The U.S. Supreme Court on Monday declined to hear a St. Louis-based natural gas company’s appeal of a lower court’s decision that could close a pipeline that runs through parts of Illinois and Missouri.
The court rejected Spire Inc.’s appeal without comment. Spire President Scott Smith pledged to continue fighting to keep the 65-mile (105-kilometer) pipeline up and running.
The Federal Energy Regulatory Commission granted approval for the pipeline in 2018 and it became fully operational in 2019. The Spire STL Pipeline connects with another pipeline in western Illinois and carries natural gas to the St. Louis region, where Spire serves around 650,000 customers.
The Environmental Defense Fund sued in 2020, raising concerns that the pipeline was approved without adequate review.
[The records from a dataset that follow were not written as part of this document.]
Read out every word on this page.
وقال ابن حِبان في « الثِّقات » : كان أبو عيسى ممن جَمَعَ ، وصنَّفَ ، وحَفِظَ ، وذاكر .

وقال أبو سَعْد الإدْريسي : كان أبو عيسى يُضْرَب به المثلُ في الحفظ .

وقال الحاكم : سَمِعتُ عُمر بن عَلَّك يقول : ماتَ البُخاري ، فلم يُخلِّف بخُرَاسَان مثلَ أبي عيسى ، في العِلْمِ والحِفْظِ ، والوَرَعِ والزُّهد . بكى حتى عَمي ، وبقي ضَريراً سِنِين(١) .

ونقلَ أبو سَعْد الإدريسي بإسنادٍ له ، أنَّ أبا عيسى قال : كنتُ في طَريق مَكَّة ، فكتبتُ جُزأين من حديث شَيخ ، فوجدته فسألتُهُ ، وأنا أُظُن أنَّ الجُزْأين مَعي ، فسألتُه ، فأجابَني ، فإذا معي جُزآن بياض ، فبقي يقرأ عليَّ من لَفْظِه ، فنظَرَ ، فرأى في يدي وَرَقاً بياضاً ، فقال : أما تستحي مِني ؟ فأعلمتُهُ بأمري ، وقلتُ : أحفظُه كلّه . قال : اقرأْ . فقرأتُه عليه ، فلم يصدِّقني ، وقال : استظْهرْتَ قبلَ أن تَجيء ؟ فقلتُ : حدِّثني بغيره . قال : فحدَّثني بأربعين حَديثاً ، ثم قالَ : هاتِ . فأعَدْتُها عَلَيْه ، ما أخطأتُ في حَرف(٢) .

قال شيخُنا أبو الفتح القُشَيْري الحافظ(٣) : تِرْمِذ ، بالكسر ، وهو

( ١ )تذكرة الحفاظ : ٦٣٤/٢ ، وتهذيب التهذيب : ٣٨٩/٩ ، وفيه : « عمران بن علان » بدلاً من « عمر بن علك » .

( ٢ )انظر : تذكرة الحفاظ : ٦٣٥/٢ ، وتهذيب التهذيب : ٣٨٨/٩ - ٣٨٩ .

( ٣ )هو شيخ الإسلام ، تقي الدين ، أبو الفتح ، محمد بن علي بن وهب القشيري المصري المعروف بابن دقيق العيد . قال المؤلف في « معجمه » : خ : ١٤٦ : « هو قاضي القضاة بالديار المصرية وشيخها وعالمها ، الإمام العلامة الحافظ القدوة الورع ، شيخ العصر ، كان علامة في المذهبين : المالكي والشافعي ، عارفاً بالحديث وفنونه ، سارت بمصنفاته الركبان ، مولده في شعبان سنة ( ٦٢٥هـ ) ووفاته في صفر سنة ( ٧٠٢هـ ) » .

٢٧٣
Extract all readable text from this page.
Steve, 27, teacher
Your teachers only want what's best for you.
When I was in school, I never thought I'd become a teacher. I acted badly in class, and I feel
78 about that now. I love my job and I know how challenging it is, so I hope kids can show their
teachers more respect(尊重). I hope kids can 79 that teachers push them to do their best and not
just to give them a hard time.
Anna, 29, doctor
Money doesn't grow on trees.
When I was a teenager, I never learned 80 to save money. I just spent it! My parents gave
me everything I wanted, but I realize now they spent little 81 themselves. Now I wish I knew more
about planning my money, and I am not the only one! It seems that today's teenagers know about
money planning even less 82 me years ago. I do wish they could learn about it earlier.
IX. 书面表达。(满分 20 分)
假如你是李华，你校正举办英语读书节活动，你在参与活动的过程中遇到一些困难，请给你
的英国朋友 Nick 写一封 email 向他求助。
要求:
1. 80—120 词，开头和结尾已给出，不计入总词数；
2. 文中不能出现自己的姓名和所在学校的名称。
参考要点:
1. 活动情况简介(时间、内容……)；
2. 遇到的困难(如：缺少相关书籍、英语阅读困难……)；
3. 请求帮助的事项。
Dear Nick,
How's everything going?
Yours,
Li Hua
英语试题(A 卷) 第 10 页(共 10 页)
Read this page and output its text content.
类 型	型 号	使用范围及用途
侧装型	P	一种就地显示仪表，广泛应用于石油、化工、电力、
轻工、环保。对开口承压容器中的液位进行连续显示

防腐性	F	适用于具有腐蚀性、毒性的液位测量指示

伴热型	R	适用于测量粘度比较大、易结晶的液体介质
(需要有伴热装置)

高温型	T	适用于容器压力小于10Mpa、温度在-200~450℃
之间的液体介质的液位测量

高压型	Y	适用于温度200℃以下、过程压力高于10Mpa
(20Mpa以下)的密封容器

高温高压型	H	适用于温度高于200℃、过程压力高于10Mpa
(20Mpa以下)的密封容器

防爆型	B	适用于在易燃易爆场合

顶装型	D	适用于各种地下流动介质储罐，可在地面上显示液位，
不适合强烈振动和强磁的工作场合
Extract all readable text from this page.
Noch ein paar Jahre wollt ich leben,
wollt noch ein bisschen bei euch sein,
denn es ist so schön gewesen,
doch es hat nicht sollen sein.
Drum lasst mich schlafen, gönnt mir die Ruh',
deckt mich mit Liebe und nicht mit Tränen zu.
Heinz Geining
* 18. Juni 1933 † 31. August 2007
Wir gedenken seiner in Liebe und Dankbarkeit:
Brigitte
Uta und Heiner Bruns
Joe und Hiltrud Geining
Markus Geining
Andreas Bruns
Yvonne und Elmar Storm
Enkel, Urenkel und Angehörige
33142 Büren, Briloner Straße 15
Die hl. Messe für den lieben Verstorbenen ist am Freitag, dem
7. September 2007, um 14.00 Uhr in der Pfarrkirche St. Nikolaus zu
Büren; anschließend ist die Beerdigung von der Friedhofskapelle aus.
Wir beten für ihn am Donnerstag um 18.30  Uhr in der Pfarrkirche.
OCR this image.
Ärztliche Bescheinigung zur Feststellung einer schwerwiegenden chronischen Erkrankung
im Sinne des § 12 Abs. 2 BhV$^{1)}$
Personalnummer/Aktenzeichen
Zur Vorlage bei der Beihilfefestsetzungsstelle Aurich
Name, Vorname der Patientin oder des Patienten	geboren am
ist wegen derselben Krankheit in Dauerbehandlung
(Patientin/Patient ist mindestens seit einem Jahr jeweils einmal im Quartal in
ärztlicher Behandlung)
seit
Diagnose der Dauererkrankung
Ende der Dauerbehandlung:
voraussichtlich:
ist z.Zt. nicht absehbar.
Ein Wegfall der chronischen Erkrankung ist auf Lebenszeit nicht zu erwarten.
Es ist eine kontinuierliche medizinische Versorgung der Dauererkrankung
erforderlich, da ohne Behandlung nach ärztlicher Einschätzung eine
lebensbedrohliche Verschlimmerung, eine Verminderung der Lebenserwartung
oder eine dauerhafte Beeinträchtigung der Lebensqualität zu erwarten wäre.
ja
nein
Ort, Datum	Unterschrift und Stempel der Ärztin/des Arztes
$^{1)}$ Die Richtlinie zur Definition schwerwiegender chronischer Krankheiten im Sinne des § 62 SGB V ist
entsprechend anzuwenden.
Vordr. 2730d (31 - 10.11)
In June, a three-judge panel of the U.S. Court of Appeals for the District of Columbia ruled that FERC had not adequately demonstrated a need for the project, vacating approval of the pipeline.
EDF attorney Erin Murphy said in a statement Monday that the lower court ruling found “serious flaws” in FERC’s approval, “including failing to assess the harms to ratepayers and landowners.”
As the case played out in court, FERC last year issued a temporary certificate allowing the pipeline to remain operational. The temporary order continues to stand while the agency considers Spire’s appeal to FERC seeking new approval of the pipeline.
“We are confident that when people have an opportunity to review the proven benefits of the STL Pipeline, they will agree that there is a critical need to keep this infrastructure fully operational to ensure continued access to reliable, affordable energy for families and businesses in the greater St. Louis region,” Smith said in a statement.